Failure is also becoming more common. John Hagel, of Deloitte's Centre for the Edge (which advises bosses on technology), calculates that the average time a company spends in the S&P 500 index has declined from 75 years in 1937 to about 15 years today. Up to 90% of new businesses fail shortly after being founded. Venture-capital firms are lucky if 20% of their investments pay off. Pharmaceutical companies research hundreds of molecular groups before coming up with a marketable drug. Less than 2% of films account for 80% of box-office returns.
But simply "embracing" failure would be as silly as ignoring it. Companies need to learn how to manage it. Amy Edmondson of Harvard Business School argues that the first thing they must do is distinguish between productive and unproductive failures. There is nothing to be gained from tolerating defects on the production line or mistakes in the operating theatre.
This might sound like an obvious distinction. But it is one that some of the best minds in business have failed to make. James McNerney, a former boss of 3M, a manufacturer, damaged the company's innovation engine by trying to apply six-sigma principles (which are intended to reduce errors on production lines) to the entire company, including the research laboratories. It is only a matter of time before a boss, hypnotised by all the current talk of "rampant experimentation", makes the opposite mistake.

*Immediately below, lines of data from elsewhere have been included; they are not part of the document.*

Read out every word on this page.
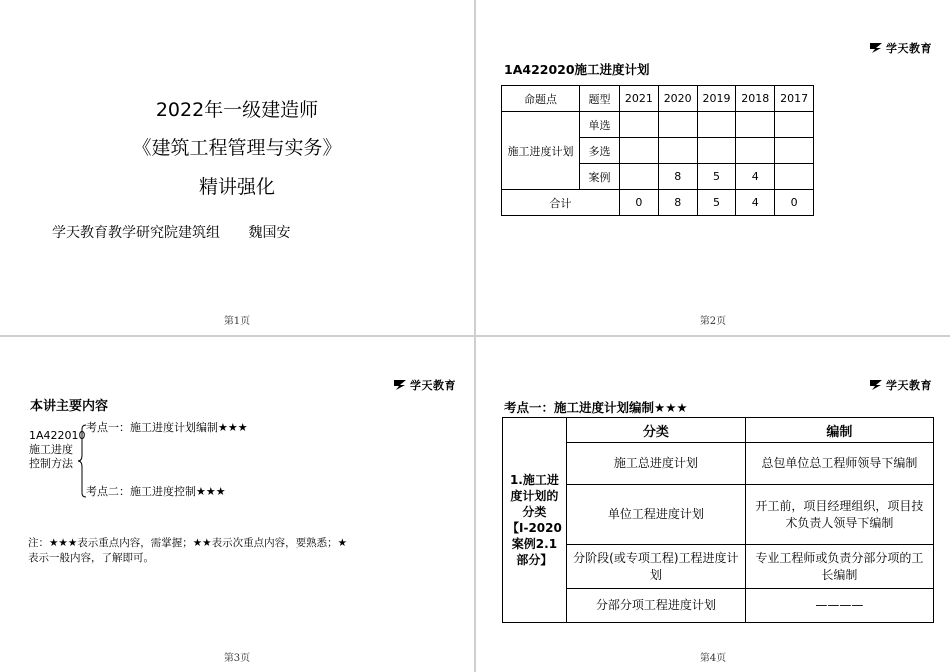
2022年一级建造师
《建筑工程管理与实务》
精讲强化
学天教育教学研究院建筑组 魏国安
第1页
学天教育
1A422020施工进度计划
命题点	题型	2021	2020	2019	2018	2017
施工进度计划	单选					
	多选					
	案例		8	5	4	
合计		0	8	5	4	0
第2页
学天教育
本讲主要内容
1A422010
施工进度
控制方法
考点一：施工进度计划编制★★★
考点二：施工进度控制★★★
注：★★★表示重点内容，需掌握；★★表示次重点内容，要熟悉；★表示一般内容，了解即可。
第3页
学天教育
考点一：施工进度计划编制★★★
1.施工进度计划的分类【Ⅰ-2020案例2.1部分】	分类	编制
	施工总进度计划	总包单位总工程师领导下编制
	单位工程进度计划	开工前，项目经理组织，项目技术负责人领导下编制
	分阶段(或专项工程)工程进度计划	专业工程师或负责分部分项的工长编制
	分部分项工程进度计划	————
第4页
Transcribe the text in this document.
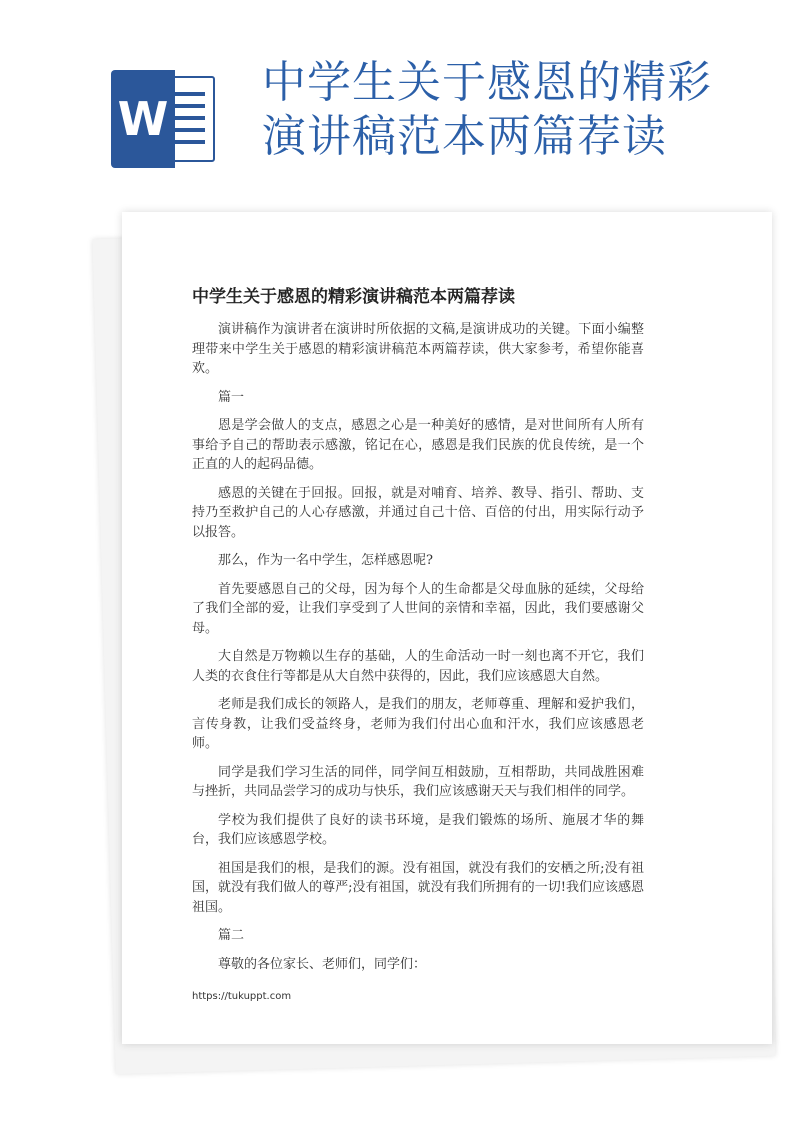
W
中学生关于感恩的精彩
演讲稿范本两篇荐读
中学生关于感恩的精彩演讲稿范本两篇荐读

演讲稿作为演讲者在演讲时所依据的文稿,是演讲成功的关键。下面小编整理带来中学生关于感恩的精彩演讲稿范本两篇荐读，供大家参考，希望你能喜欢。

篇一

恩是学会做人的支点，感恩之心是一种美好的感情，是对世间所有人所有事给予自己的帮助表示感激，铭记在心，感恩是我们民族的优良传统，是一个正直的人的起码品德。

感恩的关键在于回报。回报，就是对哺育、培养、教导、指引、帮助、支持乃至救护自己的人心存感激，并通过自己十倍、百倍的付出，用实际行动予以报答。

那么，作为一名中学生，怎样感恩呢?

首先要感恩自己的父母，因为每个人的生命都是父母血脉的延续，父母给了我们全部的爱，让我们享受到了人世间的亲情和幸福，因此，我们要感谢父母。

大自然是万物赖以生存的基础，人的生命活动一时一刻也离不开它，我们人类的衣食住行等都是从大自然中获得的，因此，我们应该感恩大自然。

老师是我们成长的领路人，是我们的朋友，老师尊重、理解和爱护我们，言传身教，让我们受益终身，老师为我们付出心血和汗水，我们应该感恩老师。

同学是我们学习生活的同伴，同学间互相鼓励，互相帮助，共同战胜困难与挫折，共同品尝学习的成功与快乐，我们应该感谢天天与我们相伴的同学。

学校为我们提供了良好的读书环境，是我们锻炼的场所、施展才华的舞台，我们应该感恩学校。

祖国是我们的根，是我们的源。没有祖国，就没有我们的安栖之所;没有祖国，就没有我们做人的尊严;没有祖国，就没有我们所拥有的一切!我们应该感恩祖国。

篇二

尊敬的各位家长、老师们，同学们：

https://tukuppt.com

Companies must also recognise the virtues of failing small and failing fast. Peter Sims likens this to placing "Little Bets", in a new book of that title. Chris Rock, one of the world's most successful comedians, tries out his ideas in small venues, often bombing and always junking more material than he saves. Jeff Bezos, the boss of Amazon, compares his company's strategy to planting seeds, or "going down blind alleys". One of those blind alleys, letting small shops sell books on the company's website, now accounts for a third of its sales.
Placing small bets is one of several ways that companies can limit the downside of failure. Mr Sims emphasises the importance of testing ideas on consumers using rough-and-ready prototypes: they will be more willing to give honest opinions on something that is clearly an early-stage mock-up than on something that looks like the finished product. Chris Zook, of Bain & Company, a consultancy, urges companies to keep potential failures close to their core business—perhaps by introducing existing products into new markets or new products into familiar markets. Rita Gunther McGrath of Columbia Business School suggests that companies should guard against "confirmation bias" by giving one team member the job of looking for flaws.
But there is no point in failing fast if you fail to learn from your mistakes. Companies are trying hard to get better at this. India's Tata group awards an annual prize for the best failed idea. Intuit, in software, and Eli Lilly, in pharmaceuticals, have both taken to holding "failure parties". P&G encourages employees to talk about their failures as well as their successes during performance reviews. But the higher up in the company, the bigger the egos and the greater the reluctance to admit to really big failings rather than minor ones. Bosses should remember how often failure paves the way for success: Henry Ford got nowhere with his first two attempts to start a car company, but that did not stop him.